La persona peggiore del mondo

Un prologo, un epilogo, e dodici episodi, alcuni importanti, altri meno, nella vita di Julie, una ragazza norvegese che si sta avvicinando ai trent’anni senza avere combinato molto nella vita. “La persona peggiore del mondo”, del regista Joachim Trier, è un film volutamente irrisolto, come irrisolta è la vita della protagonista, splendidamente interpretata da Renate Reinsve, premiata a Cannes come migliore attrice. Lascia lo spettatore un po’ spiazzato, a volte perfino irritato per le due ore abbondanti dedicate alle vicende di una persona che i nostri nonni, ignari del politicamente corretto, avrebbero definito “una faccia da schiaffi”. Però, una volta usciti dalla sala, non si può smettere di pensare a Julie e alle sue scelte. E ci si rende conto che lei non è un caso isolato e che i suoi inconcludenti tormenti esistenziali sono comuni a molti giovani d’oggi.

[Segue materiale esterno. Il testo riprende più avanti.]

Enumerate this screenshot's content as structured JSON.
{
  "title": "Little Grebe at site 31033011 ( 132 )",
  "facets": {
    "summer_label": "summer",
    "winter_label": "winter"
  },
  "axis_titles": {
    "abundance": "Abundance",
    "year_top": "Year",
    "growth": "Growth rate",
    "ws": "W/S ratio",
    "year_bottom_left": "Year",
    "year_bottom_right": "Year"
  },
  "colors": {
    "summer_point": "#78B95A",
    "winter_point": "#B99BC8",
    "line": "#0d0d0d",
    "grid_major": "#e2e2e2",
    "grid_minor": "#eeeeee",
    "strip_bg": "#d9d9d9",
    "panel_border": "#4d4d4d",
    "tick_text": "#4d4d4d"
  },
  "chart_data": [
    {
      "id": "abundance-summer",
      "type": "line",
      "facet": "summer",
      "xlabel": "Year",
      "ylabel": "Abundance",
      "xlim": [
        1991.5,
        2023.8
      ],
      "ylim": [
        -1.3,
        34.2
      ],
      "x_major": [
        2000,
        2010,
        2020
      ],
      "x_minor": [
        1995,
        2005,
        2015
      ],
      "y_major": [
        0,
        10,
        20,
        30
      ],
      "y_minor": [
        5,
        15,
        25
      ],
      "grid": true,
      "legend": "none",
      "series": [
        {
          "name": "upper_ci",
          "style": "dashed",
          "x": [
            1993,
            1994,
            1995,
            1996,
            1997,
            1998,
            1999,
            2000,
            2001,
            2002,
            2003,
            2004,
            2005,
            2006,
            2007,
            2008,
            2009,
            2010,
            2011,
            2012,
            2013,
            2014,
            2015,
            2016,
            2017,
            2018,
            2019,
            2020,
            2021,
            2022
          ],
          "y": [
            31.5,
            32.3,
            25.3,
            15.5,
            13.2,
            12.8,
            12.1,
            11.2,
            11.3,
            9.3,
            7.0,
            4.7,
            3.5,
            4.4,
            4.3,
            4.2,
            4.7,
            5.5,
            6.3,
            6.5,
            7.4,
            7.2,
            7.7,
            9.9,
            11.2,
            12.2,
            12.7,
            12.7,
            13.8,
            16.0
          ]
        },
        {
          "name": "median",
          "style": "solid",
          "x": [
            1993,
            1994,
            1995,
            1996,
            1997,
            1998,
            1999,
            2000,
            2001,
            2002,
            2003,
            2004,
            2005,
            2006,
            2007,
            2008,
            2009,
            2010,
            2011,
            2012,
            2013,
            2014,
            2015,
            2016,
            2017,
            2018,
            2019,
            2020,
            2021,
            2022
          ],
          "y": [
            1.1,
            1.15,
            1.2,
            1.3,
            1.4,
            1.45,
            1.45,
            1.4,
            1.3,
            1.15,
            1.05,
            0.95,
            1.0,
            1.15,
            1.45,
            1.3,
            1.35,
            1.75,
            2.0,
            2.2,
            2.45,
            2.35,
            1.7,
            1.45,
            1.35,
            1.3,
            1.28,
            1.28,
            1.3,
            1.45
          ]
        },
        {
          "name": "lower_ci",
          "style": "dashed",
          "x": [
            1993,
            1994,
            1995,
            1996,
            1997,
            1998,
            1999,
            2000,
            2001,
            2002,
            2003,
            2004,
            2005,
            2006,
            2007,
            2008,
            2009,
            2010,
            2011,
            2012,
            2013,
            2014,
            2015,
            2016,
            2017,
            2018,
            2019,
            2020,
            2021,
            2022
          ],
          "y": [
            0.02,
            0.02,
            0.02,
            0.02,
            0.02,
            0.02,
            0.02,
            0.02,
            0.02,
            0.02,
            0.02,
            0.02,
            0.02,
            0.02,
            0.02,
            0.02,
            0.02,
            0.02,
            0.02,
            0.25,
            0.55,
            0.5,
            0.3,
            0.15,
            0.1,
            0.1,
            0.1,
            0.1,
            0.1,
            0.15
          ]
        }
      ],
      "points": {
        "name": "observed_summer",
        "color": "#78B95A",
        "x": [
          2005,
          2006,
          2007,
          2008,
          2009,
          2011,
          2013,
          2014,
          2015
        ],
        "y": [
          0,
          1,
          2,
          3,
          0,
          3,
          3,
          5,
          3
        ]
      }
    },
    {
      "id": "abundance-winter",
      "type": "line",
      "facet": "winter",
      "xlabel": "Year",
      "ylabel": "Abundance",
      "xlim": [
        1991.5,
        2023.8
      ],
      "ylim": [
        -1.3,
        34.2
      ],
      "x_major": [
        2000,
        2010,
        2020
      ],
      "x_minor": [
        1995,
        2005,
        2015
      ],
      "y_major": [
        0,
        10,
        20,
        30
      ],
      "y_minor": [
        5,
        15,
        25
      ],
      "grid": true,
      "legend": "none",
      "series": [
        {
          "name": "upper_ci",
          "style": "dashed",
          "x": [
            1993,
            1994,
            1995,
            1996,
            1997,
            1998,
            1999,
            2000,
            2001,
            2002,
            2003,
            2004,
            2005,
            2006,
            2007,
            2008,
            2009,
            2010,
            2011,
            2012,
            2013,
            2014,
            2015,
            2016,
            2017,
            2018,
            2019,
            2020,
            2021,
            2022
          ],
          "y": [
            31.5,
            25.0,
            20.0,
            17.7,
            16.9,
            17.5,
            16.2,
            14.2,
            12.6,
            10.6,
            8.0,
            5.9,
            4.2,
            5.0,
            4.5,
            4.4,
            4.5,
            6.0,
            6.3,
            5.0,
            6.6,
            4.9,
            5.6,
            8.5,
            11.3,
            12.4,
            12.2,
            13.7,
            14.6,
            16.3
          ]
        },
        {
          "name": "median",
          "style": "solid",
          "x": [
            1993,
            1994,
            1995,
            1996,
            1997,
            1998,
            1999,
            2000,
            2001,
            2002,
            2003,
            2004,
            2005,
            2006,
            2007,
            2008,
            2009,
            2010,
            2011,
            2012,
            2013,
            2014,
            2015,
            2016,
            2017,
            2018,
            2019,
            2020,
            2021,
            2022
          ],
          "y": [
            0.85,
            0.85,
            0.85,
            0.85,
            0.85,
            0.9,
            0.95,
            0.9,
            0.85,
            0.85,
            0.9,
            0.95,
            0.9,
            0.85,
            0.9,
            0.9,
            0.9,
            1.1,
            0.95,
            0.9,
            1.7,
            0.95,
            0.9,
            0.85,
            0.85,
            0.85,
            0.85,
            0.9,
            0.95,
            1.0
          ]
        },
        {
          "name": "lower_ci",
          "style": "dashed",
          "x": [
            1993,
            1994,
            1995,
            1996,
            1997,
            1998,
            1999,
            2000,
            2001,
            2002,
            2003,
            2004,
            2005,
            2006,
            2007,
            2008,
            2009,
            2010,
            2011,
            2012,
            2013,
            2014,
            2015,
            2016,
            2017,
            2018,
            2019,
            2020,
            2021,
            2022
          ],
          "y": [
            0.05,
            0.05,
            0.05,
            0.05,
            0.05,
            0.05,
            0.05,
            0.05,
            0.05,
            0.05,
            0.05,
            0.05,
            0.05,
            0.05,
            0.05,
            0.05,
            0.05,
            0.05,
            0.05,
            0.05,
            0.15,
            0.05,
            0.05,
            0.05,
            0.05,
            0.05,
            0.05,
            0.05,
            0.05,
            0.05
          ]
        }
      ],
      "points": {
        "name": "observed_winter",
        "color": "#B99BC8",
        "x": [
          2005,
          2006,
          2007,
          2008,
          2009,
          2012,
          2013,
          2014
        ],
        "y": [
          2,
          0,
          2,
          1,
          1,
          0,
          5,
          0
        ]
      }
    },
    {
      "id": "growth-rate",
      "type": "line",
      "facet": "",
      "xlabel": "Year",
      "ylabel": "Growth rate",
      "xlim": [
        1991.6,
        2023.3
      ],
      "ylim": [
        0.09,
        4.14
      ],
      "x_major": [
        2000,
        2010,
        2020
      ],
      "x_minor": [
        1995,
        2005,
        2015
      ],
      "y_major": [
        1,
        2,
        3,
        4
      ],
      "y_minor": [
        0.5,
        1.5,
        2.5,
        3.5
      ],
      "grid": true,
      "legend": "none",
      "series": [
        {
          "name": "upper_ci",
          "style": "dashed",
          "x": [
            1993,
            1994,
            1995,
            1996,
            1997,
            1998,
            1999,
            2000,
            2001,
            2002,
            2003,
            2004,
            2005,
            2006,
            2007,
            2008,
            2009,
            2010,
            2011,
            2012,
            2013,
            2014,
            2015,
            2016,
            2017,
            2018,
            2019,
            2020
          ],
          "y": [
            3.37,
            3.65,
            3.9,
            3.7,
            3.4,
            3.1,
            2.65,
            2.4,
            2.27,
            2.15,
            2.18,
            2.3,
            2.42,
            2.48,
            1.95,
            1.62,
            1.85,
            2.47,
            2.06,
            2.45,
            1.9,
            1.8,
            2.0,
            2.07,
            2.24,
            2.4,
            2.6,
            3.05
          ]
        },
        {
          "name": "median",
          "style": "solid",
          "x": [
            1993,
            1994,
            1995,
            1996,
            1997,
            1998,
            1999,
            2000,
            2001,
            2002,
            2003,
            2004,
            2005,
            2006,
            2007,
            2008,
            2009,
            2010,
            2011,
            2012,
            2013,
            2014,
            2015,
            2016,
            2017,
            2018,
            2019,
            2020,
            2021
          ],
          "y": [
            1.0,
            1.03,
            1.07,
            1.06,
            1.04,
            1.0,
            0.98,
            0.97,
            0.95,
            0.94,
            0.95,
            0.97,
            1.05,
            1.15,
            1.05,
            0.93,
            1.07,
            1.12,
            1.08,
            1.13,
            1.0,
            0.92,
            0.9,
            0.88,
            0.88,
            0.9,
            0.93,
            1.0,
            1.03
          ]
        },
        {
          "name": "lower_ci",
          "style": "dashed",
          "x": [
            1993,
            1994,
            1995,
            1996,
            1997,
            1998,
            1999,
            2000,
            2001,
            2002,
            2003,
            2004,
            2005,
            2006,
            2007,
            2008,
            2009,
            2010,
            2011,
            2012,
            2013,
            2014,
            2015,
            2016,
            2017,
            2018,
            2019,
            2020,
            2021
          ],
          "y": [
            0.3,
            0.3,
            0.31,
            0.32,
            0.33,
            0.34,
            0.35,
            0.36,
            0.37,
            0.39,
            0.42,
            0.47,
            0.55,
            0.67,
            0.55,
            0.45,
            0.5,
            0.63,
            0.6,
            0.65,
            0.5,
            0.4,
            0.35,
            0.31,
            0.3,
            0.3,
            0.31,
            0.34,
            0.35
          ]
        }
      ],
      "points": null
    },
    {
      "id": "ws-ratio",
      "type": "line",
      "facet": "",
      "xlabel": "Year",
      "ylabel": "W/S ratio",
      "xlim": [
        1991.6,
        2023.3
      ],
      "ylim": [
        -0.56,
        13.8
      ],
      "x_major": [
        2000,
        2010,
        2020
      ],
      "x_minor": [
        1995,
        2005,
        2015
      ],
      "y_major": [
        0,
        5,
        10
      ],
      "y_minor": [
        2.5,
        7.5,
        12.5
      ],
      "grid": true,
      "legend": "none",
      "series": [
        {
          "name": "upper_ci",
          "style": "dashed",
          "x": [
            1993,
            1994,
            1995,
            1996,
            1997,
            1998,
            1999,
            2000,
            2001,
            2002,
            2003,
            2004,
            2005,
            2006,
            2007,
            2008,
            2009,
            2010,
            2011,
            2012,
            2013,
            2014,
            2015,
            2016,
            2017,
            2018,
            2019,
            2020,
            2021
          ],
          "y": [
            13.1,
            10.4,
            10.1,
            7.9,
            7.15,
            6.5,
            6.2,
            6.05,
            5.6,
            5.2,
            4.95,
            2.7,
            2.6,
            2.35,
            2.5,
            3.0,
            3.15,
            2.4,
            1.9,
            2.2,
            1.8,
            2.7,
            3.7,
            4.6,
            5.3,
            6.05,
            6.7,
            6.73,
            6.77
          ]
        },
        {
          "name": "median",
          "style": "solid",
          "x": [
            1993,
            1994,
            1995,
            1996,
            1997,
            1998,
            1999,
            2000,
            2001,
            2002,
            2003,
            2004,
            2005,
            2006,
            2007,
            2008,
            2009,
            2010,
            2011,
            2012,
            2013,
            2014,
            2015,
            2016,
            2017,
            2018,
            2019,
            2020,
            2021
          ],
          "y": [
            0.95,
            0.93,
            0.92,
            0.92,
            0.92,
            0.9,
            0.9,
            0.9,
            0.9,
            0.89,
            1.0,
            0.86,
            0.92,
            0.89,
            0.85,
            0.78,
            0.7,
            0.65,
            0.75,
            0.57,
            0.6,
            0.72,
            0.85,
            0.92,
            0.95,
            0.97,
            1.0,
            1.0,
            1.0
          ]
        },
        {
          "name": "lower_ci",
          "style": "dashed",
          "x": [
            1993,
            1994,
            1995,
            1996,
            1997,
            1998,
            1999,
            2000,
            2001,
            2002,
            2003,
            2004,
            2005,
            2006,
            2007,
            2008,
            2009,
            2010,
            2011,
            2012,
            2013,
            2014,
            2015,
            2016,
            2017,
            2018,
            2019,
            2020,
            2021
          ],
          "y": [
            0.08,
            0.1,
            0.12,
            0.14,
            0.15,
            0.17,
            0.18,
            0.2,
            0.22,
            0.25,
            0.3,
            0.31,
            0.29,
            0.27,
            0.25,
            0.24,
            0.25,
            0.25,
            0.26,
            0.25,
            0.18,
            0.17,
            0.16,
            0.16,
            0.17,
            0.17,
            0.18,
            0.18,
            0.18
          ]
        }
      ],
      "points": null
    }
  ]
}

Julie, studentessa brillante, abbandona la facoltà di medicina perché si convince che il corpo è meno importante della mente, e quella di psicologia perché la mente le sembra troppo astratta e preferisce fare qualcosa di pratico. Quindi trova un lavoro come commessa in una libreria, ma non si sente realizzata. Decide di scrivere, e non trova l’ispirazione. Si dedica alla fotografia, e i risultati non sono quelli sperati. I rapporti con la famiglia sono quasi inesistenti. Un amore con un fumettista di successo finisce perché lui sa quello che vuole ed è troppo vecchio. Un muscoloso sconosciuto entrato per caso nella sua vita avrebbe l’età giusta, ma è un po’ tonto, e la passione non basta a tenerli uniti.

Nel film ci sono alcuni momenti davvero divertenti, come il dibattito televisivo in cui il fumettista cerca di spiegare a due acide intervistatrici perché i suoi personaggi parlano con un linguaggio sboccato e si comportano anche peggio. Altri sono meno riusciti. Ma nel complesso “La persona peggiore del mondo” non è il film peggiore del mondo, e vale la pena di vederlo.